I was tempted to give up. To just let myself fall beneath the water, to just embrace the release of death. To let the rats and crabs feast on my corpse. I thought back to my mother. She had given up. Sharks had devoured her corpse. Would that really be so bad.

Then I thought back to the large man from my dream, the man I was destined to become. Surely he didn't grow so large without being tested many times over. He had not grown so fierce by living an easy life. He'd grown into a physical and mental powerhouse by defeating one challenge after another. This night in the flooded cell was my first challenge. The warden had thrown me here to die. I would not give him that satisfaction. I would grow into the man from my vision.

Even if the door to this cell never opened, even if I never saw another face for the rest of my life, I was determined to humiliate the men who had thrown me here. I would humiliate them by surviving. By eating every meal they pushed through the slot in the door, until I eventually died as an old man. The first step was to reach those bars.

Inch by inch, the water rose and I kicked my way closer to the grate. Sometimes I would fall and be punished by a mouthful of sea water. Eventually I prevailed and my fingers wrapped around the cold bars. Salvation.

My small body went limp as the water gushed around me. My tiny muscles burned and I realised I'd forgotten how cold the water was. I dangled from the bars for hours, the pain in my fingers was nothing compared to my legs, which I could no longer move even if I'd wanted to.

I had swallowed too much seawater. As I hung from the grate, I vomited all over myself.

The water began to drop. Slowly, it dropped to my waist. Then my knees. Then below my feet. Now my arms were burning. I held onto the bars until I could no longer. I splashed back below the water as my arms gave out. I saw the chunks of my vomit floating around as I was submerged again, baptised by the salt water.

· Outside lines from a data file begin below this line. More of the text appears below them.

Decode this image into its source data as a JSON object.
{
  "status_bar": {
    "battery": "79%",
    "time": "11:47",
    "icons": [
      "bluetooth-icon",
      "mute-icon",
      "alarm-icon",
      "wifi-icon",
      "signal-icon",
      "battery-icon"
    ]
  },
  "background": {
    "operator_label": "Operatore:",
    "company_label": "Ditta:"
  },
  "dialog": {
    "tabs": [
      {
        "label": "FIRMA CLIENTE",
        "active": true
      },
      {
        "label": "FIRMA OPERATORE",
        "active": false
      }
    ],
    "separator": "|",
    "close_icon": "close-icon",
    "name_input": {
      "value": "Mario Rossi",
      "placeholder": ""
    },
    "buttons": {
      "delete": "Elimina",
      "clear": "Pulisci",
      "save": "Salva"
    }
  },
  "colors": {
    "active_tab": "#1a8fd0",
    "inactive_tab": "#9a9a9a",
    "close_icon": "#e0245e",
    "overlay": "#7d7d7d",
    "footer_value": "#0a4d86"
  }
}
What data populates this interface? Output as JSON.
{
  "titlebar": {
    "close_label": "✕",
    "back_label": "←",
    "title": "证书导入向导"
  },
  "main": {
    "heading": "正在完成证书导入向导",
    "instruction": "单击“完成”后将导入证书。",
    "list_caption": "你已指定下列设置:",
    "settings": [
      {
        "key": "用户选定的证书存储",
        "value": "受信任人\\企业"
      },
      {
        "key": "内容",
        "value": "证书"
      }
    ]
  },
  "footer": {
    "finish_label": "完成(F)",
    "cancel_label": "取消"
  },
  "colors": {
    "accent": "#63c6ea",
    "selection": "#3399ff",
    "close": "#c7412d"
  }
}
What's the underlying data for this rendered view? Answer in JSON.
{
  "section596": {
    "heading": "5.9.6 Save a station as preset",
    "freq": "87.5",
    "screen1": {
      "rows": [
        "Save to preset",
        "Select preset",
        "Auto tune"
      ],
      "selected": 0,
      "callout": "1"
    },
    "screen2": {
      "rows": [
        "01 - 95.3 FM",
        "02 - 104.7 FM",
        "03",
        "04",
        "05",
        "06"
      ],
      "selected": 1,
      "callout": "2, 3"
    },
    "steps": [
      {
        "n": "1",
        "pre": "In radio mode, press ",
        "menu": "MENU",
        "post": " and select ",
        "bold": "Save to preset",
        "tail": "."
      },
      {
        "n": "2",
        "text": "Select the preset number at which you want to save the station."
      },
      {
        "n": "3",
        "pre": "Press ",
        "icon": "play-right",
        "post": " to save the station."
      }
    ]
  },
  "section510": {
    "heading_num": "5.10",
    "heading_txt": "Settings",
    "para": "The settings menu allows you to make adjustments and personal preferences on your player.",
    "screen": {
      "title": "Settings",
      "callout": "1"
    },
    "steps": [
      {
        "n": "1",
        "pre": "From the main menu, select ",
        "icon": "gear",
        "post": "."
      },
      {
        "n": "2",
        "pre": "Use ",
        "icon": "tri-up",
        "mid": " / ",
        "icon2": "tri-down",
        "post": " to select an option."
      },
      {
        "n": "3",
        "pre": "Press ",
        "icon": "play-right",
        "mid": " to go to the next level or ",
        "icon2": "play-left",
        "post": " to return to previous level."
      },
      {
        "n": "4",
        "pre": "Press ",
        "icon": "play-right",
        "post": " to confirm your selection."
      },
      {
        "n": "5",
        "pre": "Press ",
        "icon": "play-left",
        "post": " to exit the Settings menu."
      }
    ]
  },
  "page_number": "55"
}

My arms hung by my side limply, but now my legs were rested. Again I kicked my way toward the surface, working up a rhythm.

I don't remember when the water disappeared back down the grate. I don't remember collapsing down onto the stone floor.

But I did not die that night. I should have, but somehow I prevailed. By the time the water was gone, I had collapsed into a small heap of exhaustion. Somehow, against the odds, I made it through the first night in the cavidad oscuro. Somehow, I had survived.